A configuração operativa distingue-se em dois componentes: (1) o crédito financeiro, no qual estabelecimentos de saúde privados (com ou sem finalidade lucrativa) podem compensar débitos com a União mediante oferta de atendimentos ao SUS; e (2) o ressarcimento ao SUS, em que operadoras de planos de saúde convertem valores que deveriam ser restituídos ao sistema em prestações de serviços especializados aos usuários.
A solução pretende transformar passivos litigiosos ou de difícil recuperação em bens públicos imediatamente efetivos.
Do ponto de vista dogmático, a possibilidade encontra amparo na disciplina da transação tributária prevista no Código Tributário Nacional (CTN) e em lei posterior.
O art. 171 do CTN autoriza a lei a facultar a celebração de transação entre sujeito ativo e sujeito passivo, mediante concessões mútuas, para a extinção de crédito tributário; e a Lei nº 13.988/2020 regulamentou, no plano federal, modalidades e limites da transação tributária, sinalizando a opção da Administração por meios negociados de satisfação do crédito público.
A interpretação sistemática dessas normas legitima a adoção de formas não tradicionais de extinção do crédito, desde que observados os contornos legais e procedimentais.
O interesse da União na adoção dessa técnica é múltiplo e racional. Em primeiro plano, a administração pública busca reduzir a dívida ativa de difícil recuperação e o contencioso judicial, mitigando custos processuais e administrativos que consomem recursos públicos sem conferir resultado efetivo.
Em segundo plano, a conversão de crédito em serviço pode gerar retorno social imediato, ao reforçar a oferta de procedimentos especializados no SUS, sem custos adicionais de caixa para a União.
Por fim, a transação fomenta previsibilidade e segurança jurídica para o contribuinte, criando alternativa legítima à execução fiscal. Esses objetivos são coerentes com as finalidades da Lei nº 13.988/2020 e com as práticas que a PGFN tem adotado na gestão da dívida pública.

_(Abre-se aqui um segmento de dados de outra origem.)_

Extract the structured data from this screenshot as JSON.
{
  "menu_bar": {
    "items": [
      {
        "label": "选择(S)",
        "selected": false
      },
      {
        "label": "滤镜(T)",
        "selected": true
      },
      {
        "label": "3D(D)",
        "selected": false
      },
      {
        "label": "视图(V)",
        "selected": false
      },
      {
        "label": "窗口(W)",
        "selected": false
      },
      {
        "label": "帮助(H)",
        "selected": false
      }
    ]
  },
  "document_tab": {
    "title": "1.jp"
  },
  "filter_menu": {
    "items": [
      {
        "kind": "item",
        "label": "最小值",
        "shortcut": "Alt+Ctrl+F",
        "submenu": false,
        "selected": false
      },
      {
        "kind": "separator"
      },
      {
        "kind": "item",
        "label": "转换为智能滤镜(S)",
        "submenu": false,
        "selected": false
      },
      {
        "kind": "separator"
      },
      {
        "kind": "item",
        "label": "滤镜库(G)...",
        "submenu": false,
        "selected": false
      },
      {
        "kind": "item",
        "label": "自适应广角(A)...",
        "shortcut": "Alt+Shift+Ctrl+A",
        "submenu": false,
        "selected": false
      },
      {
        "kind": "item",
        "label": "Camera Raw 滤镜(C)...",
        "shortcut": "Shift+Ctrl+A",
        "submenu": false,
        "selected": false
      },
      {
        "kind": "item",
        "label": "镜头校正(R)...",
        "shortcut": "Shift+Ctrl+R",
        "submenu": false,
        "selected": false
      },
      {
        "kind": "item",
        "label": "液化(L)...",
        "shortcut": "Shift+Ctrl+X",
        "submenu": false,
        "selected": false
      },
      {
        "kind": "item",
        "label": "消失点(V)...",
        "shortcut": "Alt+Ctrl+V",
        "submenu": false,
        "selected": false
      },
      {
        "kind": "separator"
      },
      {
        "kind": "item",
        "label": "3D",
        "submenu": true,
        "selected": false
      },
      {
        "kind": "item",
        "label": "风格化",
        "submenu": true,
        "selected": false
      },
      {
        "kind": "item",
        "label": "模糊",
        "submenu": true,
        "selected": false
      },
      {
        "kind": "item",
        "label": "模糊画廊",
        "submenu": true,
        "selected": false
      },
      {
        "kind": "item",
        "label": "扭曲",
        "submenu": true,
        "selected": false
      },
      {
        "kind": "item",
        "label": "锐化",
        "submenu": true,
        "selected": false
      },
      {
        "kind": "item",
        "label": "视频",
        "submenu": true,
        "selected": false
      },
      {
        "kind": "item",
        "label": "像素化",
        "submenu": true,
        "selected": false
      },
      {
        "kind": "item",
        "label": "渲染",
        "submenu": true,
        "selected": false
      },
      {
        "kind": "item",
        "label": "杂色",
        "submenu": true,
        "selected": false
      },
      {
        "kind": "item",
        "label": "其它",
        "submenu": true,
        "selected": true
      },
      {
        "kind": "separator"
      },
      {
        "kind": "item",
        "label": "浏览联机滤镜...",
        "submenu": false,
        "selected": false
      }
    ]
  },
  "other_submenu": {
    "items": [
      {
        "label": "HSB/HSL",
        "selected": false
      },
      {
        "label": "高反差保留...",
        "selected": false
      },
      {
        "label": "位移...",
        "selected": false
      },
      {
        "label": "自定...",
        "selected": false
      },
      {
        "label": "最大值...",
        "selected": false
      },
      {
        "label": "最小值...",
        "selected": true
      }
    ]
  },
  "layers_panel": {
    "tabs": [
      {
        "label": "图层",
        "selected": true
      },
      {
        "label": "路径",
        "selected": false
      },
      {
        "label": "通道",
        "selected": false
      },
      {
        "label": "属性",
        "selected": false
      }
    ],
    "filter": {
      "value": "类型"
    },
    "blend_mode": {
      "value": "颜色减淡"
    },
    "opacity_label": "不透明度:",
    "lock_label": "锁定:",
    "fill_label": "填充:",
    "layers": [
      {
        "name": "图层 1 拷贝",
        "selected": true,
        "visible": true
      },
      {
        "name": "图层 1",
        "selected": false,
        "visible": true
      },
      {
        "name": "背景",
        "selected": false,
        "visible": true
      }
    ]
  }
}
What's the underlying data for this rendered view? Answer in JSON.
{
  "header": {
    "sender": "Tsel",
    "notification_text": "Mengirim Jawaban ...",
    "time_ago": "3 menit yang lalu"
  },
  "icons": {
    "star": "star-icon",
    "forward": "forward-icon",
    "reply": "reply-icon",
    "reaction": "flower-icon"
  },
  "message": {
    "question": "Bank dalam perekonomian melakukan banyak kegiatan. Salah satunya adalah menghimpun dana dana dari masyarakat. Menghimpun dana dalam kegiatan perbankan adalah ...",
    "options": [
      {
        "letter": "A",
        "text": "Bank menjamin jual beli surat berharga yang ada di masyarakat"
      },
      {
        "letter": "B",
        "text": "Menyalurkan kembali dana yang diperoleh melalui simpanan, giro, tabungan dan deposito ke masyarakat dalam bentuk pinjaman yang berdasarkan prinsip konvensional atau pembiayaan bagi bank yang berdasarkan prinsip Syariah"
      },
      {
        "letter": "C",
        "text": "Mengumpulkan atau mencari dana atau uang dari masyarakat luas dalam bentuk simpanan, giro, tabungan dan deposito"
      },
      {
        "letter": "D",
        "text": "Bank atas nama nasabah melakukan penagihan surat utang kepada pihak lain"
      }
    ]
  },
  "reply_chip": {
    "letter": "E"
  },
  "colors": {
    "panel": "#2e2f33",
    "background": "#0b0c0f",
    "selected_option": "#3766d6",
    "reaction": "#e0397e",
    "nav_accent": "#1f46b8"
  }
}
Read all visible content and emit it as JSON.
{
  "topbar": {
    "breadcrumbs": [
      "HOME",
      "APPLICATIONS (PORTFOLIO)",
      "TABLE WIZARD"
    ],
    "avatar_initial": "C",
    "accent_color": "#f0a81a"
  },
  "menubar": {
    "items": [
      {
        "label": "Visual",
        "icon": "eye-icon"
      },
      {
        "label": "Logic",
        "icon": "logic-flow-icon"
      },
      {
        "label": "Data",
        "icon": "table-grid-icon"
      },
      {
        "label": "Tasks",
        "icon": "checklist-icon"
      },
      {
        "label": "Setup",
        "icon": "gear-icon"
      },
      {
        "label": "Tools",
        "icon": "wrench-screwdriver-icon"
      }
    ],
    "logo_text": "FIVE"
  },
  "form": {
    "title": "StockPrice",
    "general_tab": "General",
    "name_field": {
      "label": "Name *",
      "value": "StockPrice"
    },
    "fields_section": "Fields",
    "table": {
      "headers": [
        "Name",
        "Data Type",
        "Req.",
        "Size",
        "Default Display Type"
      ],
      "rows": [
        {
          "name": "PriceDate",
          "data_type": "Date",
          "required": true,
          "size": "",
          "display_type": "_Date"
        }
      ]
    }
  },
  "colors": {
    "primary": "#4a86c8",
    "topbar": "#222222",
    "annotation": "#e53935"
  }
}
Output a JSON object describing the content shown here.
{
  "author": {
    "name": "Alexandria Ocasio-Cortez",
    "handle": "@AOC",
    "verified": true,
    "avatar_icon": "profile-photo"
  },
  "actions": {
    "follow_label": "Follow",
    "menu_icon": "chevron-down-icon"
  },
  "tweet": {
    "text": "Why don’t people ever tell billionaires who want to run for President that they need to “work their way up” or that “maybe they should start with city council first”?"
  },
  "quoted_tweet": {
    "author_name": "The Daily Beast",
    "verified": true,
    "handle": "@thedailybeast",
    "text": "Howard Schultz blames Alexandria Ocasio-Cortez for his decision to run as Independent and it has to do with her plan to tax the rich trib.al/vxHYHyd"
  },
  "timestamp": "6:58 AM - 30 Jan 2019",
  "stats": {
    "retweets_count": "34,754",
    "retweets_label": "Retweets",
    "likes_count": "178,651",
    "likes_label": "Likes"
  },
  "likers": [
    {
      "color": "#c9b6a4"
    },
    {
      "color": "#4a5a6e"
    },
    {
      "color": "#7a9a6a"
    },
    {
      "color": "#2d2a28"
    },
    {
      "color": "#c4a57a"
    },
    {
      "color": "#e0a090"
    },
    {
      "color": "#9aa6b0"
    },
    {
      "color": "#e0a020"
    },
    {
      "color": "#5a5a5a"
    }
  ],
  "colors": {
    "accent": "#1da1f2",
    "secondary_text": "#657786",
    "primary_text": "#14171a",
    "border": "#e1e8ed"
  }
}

As decisões recentes dos tribunais superiores ilustram o contexto jurídico em que se insere a inovação normativa.
O Superior Tribunal de Justiça (STJ), por exemplo, ao julgar o Recurso Especial nº 2.032.814, afastou a cobrança de honorários sucumbenciais quando o contribuinte renuncia à ação para aderir à transação, estimulando a composição e conferindo efetividade ao instituto.
Já o Supremo Tribunal Federal (STF), no Tema 1.220 (RE 1.326.559), examinou a relação entre créditos tributários e honorários advocatícios, reforçando a necessidade de equilíbrio entre arrecadação estatal e tutela de direitos de terceiros.
Naturalmente, toda inovação traz desafios. A definição de parâmetros objetivos de equivalência entre o valor da dívida e o serviço prestado, bem como a fiscalização da efetiva entrega e qualidade dos atendimentos, serão aspectos determinantes para o êxito da política.
Mais do que riscos, esses pontos representam cuidados necessários, compatíveis com a responsabilidade do Estado em zelar pelo equilíbrio entre justiça fiscal e interesse público.
Em síntese, a conversão de tributo em atendimento – quando fundada no marco legal da transação e acompanhada de mecanismos de governança – pode representar um avanço relevante: reduz litígios ao permitir a regularização dos débitos pela via administrativa, recupera a utilidade social de créditos estatais e amplia a capacidade do SUS.
Trata-se de iniciativa que merece acompanhamento atento pois pode inaugurar uma forma mais inteligente de aproximar arrecadação fiscal e efetivação de direitos fundamentais.